Gasoline and heating-oil futures fell yesterday because U.S. refiners and the United Steelworkers union extended negotiations on a new contract over the weekend, delaying a potential strike. Royal Dutch Shell Plc and the union representing 30,000 U.S. refinery workers said they made progress in the second day of their extended contract talks.

“Deliberations are continuing and we feel that progress is being made,” said Lynne Baker, a spokeswoman for the United Steelworkers union. “We think we will be in a better position to know exactly where we’re at in the morning.” Stan Mays, a Shell spokesman, agreed the talks are progressing.

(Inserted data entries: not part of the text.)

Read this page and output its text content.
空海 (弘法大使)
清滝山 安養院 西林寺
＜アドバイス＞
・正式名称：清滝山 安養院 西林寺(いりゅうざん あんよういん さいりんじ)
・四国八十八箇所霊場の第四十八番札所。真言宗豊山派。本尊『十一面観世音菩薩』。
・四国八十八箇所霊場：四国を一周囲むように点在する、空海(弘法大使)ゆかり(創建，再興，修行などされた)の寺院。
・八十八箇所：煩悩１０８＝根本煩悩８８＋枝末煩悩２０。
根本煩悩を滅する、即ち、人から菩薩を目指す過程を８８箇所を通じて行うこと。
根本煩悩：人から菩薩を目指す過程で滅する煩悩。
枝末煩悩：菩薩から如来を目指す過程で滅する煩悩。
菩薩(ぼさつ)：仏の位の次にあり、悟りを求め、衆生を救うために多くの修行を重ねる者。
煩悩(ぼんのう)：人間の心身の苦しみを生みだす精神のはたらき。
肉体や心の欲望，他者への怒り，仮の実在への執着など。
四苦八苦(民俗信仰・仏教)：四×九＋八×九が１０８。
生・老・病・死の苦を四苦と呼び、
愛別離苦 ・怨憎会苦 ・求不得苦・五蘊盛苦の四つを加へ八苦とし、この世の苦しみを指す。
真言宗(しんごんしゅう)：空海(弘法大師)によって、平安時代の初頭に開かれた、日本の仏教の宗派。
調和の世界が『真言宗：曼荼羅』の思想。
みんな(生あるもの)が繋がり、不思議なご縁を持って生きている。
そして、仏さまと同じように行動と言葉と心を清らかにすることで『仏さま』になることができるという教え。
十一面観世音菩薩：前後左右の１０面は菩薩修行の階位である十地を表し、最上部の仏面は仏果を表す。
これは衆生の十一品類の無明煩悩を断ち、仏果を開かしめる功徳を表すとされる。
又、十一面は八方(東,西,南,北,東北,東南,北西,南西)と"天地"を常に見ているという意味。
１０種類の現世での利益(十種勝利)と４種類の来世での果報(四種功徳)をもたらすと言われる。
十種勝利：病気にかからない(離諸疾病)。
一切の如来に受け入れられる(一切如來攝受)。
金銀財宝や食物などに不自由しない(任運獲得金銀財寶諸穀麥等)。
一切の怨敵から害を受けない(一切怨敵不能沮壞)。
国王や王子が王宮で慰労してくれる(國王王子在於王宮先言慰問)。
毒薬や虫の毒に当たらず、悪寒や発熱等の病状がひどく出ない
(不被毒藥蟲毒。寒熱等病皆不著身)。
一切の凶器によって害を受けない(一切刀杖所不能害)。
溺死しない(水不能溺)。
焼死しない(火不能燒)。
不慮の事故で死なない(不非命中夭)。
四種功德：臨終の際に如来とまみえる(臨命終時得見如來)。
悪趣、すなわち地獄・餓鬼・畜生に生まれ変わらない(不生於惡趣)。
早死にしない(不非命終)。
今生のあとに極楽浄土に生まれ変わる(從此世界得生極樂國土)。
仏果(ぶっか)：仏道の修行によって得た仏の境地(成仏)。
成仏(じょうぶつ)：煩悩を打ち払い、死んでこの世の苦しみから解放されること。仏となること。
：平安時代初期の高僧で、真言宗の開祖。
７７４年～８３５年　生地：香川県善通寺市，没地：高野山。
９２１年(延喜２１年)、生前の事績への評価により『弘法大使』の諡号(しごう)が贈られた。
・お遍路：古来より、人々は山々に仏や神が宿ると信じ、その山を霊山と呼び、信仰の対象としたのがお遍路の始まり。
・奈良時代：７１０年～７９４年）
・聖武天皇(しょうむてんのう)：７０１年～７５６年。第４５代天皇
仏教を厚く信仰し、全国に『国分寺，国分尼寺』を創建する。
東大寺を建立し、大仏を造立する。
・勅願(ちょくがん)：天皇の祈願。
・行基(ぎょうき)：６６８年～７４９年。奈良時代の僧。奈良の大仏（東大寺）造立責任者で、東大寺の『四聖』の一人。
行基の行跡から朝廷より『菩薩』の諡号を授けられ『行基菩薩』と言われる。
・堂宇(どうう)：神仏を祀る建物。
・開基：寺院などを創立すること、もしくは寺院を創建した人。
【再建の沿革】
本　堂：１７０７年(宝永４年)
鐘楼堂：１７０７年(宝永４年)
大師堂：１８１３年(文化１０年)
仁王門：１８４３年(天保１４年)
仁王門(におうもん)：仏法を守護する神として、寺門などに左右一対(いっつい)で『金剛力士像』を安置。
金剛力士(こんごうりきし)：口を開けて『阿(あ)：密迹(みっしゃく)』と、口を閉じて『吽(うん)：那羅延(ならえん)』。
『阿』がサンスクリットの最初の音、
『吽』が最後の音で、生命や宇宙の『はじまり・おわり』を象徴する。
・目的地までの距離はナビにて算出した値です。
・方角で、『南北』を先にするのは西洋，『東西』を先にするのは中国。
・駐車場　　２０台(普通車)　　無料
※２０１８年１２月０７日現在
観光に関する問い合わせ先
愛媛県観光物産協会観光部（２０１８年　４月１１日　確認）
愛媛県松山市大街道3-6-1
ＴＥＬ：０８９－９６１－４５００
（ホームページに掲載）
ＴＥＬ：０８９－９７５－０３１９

The union is seeking higher wages, a cost-of-living adjustment, and full medical, dental and vision-care benefits for employees and retirees. Workers also want improvements in plant safety practices after a March 2005 explosion at BP Plc’s refinery in Texas City, Texas, killed 15 people and injured 170.

Gasoline, Heating Oil

Gasoline futures for March delivery was at $1.1690 a gallon in New York. The contract declined 11.95 cents, or 9.4 percent, to settle at $1.1492 a gallon yesterday. Heating oil for March fell 9.16 cents, or 6.4 percent, to end the session at $1.3424 a gallon, the lowest since Dec. 30. It was at $1.3575 a gallon today.

U.S. crude-oil inventories probably rose last week as refineries reduced operating rates, a Bloomberg News survey of analysts showed.

Crude-oil stockpiles increased 2.75 million barrels in the week ended Jan. 23 from 338.9 million the week before, according to the median of analyst estimates before an Energy Department report tomorrow. It would be the 17th gain in 19 weeks.

Gasoline stockpiles rose 1 million barrels from 219.9 million, according to the survey. Supplies of distillate fuel, a category that includes heating oil and diesel, probably fell 1.4 million barrels from 144 million.

The Energy Department is scheduled to release its weekly report on Feb. 4 at 10:30 a.m. in Washington.